Интерес к понятию и категории «события» в последние десятилетия – симптом, свидетельствующий о возобновившихся попытках преодолеть так называемую субъект-объктную парадигму в теории познания (см. в этой связи: [11; 23; 25; 26]). Здесь мы снова прибегнем к историко-философскому примеру в популярном жанре case study.
В поздней статье «К истории диалогического принципа» (1954) немецко-еврейский религиозный философ Мартин Бубер (1879–1965) прокомментировал перелом в своем мышлении и у своих современников, происшедший в «час Везувия с его опытом Первой мировой войны» и возникшей тогда потребностью «воздать должное существующему экзистенциально (dem Existieren) – потребностью, захватившей также и систематическую философию» [12, с. 509].

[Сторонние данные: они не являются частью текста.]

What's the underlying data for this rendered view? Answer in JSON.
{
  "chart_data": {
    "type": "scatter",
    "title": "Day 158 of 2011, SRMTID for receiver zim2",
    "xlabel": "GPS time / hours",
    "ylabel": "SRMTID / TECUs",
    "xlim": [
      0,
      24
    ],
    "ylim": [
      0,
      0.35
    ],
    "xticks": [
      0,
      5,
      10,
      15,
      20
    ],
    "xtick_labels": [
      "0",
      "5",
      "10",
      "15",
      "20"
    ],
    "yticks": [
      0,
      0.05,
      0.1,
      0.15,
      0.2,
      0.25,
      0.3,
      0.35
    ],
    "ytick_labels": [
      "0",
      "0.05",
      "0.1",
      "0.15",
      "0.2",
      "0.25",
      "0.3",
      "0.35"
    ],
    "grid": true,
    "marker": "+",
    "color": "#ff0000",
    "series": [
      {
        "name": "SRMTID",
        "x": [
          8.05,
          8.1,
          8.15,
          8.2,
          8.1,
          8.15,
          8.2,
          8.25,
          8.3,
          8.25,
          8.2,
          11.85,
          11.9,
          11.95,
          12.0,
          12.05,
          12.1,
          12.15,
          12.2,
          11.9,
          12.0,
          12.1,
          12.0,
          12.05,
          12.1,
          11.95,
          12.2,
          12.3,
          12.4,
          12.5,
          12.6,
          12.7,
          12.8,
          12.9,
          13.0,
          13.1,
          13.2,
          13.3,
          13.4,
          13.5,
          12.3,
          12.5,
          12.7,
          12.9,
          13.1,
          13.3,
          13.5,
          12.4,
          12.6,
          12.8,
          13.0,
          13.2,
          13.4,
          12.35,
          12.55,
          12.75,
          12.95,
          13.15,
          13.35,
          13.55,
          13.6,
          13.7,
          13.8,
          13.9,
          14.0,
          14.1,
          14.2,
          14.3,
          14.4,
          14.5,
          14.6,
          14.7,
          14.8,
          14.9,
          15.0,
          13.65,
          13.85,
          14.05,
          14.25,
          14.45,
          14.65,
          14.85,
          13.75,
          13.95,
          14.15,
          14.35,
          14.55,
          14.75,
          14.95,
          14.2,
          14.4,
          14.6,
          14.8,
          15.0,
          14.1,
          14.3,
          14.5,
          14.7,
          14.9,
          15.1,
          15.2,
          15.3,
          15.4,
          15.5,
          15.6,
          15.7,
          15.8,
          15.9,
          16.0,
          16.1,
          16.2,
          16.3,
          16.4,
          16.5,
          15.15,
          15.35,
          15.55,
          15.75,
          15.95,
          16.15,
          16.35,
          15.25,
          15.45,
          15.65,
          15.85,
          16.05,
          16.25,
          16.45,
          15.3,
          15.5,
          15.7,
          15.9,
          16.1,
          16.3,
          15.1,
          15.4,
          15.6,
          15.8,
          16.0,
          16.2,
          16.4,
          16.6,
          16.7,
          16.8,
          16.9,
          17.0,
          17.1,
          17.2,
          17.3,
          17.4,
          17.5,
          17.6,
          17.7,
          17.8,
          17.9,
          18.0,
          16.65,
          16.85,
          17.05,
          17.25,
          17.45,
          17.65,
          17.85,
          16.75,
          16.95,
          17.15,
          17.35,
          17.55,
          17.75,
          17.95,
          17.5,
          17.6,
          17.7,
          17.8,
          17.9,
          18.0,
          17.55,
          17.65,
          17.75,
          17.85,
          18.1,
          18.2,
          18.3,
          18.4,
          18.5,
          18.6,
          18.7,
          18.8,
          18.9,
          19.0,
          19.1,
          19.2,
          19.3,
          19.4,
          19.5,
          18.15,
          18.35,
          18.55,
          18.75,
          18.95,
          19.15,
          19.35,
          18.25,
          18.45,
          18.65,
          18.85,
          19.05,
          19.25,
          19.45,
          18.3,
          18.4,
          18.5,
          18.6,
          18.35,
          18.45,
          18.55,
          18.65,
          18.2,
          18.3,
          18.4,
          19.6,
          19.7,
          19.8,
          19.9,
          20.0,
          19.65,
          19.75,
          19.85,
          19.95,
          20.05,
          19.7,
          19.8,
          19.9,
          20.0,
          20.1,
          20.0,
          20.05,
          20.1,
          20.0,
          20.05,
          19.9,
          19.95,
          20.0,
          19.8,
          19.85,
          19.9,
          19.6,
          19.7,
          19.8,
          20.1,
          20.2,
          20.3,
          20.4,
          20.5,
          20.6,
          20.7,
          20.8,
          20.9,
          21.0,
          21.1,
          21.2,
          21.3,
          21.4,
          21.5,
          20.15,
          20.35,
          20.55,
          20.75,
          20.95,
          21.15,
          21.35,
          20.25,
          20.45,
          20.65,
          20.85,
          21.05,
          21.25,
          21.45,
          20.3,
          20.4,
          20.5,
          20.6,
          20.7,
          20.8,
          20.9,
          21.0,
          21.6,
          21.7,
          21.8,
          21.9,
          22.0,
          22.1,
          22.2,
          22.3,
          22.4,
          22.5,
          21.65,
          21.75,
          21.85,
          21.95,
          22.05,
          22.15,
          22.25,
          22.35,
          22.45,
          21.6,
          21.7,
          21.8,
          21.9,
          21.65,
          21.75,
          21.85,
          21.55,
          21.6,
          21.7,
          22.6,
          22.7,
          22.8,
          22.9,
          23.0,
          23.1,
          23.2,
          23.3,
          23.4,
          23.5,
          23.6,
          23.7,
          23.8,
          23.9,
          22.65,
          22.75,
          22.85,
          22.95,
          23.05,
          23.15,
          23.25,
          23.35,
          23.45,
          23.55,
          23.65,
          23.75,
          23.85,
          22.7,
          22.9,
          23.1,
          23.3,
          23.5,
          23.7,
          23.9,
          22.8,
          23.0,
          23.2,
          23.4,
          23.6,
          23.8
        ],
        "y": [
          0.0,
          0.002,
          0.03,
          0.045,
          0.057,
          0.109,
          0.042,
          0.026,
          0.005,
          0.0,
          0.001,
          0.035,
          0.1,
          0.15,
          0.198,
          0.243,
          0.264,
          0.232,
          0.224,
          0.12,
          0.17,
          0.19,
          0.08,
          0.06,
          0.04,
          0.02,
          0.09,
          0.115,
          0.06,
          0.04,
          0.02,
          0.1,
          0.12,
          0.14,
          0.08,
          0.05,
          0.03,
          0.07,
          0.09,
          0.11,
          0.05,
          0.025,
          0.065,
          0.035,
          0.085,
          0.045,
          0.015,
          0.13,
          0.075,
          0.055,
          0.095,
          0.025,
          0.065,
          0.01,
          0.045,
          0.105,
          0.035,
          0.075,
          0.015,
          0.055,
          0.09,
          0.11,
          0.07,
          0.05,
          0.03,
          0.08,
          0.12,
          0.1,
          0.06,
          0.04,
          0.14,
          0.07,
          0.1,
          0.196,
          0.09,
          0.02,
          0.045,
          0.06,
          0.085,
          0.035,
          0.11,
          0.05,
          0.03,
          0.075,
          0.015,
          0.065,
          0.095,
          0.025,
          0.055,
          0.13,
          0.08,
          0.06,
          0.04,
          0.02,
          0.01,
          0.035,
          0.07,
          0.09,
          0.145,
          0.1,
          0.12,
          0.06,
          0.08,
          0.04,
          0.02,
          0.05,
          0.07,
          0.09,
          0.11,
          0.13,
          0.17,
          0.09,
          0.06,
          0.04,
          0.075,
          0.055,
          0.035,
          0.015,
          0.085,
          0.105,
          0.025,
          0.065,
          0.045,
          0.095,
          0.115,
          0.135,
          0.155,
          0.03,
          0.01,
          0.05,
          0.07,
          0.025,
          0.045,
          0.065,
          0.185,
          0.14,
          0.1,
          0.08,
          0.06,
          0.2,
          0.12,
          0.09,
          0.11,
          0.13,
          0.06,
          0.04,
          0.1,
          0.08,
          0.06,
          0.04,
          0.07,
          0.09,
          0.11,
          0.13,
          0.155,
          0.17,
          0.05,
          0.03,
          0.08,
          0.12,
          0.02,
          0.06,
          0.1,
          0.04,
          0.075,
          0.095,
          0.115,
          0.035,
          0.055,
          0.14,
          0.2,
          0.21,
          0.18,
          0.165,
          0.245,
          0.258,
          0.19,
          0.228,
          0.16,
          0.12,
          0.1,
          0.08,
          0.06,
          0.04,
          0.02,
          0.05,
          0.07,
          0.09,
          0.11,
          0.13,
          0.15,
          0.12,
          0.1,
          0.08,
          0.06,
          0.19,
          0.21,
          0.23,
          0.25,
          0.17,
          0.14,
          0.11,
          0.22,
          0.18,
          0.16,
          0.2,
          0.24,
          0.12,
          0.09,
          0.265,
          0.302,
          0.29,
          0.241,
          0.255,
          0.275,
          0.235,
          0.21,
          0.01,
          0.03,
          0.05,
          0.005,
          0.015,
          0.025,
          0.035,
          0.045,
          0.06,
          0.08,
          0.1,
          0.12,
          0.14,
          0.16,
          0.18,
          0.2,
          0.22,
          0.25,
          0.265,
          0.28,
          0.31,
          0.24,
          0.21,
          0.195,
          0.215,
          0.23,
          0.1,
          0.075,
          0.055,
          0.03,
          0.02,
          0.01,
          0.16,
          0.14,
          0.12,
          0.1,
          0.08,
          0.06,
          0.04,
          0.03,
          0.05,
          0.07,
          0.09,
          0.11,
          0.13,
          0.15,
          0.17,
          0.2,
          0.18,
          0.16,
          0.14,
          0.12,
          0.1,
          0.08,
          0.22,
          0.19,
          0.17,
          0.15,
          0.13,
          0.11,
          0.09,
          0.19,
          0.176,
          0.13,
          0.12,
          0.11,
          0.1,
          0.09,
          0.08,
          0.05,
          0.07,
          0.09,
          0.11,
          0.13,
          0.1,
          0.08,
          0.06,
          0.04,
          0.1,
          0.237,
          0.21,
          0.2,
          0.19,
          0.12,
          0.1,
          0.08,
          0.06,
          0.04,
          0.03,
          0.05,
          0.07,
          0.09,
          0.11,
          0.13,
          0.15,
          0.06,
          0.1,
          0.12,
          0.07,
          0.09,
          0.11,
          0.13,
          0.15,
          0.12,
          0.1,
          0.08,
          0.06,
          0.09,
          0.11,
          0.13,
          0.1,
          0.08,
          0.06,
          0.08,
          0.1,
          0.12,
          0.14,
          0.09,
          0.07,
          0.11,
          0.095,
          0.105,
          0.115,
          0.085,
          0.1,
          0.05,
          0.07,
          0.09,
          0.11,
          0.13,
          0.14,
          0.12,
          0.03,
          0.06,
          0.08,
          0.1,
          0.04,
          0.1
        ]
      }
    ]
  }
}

Бубер рассказывает здесь, что еще до публикации своей самой известной книги «Я и Ты» (1923) он прочитал сочинение австрийского католика Фердинанда Эбнера (1882–1931) «Слово и духовные реальности» (1921), поразившую его сходством с его собственной концепцией диалога. «Его книга, – читаем в цитируемой статье Бубера, – показала мне – как никакая другая, прочитанная мною впоследствии (причем местами близость мыслей была какой-то даже жутковатой), что в такое время, как наше, люди разного склада и традиций оказались в поисках общего потрясенного достояния » [12, с. 513].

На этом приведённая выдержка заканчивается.